The street was first recorded in about 1180.  In the Mediaeval period, the street lay in the parish of Holy Trinity Church, although since 1316 the church has been hidden from the street, behind Lady Row.  The precinct of York Minster lay immediately north of the street, and until the early 19th-century, was entered through a gateway.  Part of this may survive in the rebuilt structure at the entrance to College Street.  The original site of the York Dominican Friary may have been on the street, although it moved to Toft Green in 1227.  By this time, the street contained some large, stone, houses, associated with wealthy merchants.

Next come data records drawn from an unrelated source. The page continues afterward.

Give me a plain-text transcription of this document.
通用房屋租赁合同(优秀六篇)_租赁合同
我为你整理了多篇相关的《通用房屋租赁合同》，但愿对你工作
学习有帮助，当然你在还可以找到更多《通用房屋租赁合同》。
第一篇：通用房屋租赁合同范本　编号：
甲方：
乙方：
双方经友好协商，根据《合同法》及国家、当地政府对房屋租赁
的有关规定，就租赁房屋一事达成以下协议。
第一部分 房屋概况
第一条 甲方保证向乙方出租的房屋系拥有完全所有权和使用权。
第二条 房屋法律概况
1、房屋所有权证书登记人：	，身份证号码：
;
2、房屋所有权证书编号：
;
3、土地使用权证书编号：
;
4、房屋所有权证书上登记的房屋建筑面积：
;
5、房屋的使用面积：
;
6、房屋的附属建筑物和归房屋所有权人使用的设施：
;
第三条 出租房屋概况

Many Mediaeval buildings survive on the street, although some were destroyed when its south-western end was widened in 1771, or when Deangate was constructed in 1906.  Several non-conformist churches have existed on the street, including the Methodist Monk Bar Chapel, while the former Lecture Hall was used by Baptists and then Presbyterians.  Sanderson's Temperance Hotel, later the Victoria Hotel, was used by the Swedenborgians and the Primitive Methodists.

The street has long been a centre for retail, with a market created in 1502 for beds, mattresses and upholstery.  It is now lined with shops, bars and restaurants, including two small supermarkets built in the 1960s.

Layout and architecture

The street runs north-east from the northern tip of King's Square, where it meets Church Street and Low Petergate, to Monk Bar on the York city walls, beyond which its continuation is Monkgate.  College Green lies off the north-western side of the street, where it meets Deangate and College Street.  Ogleforth and the snickelway Monk Bar Court also lead off the north-western side, while Aldwark, Bedern, and Powells Yard lead off the south-eastern side.

Notable buildings on the south-east side of the street include 13, 15, 17, 23, and 25 Goodramgate, all with 16th-century origins; 31 and 33 Goodramgate, also of Mediaeval origin; the 15th-century 41–45 Goodramgate; The Snickleway Inn and Wealden Hall; and the 17th-century 53 Goodramgate.  On the north-west side, they include Lady Row, with Holy Trinity Church behind; 6–10, and 12 Goodramgate, both with 17th-century origins; The Royal Oak and The Golden Slipper, both with 15th-century origins; 17th-century houses at 22–24 Goodramgate; 30–32 Goodramgate, with parts dating from the 1380s; 38 and 40 Goodramgate, with 15th-century origins; and the Old White Swan, with a 16th-century core.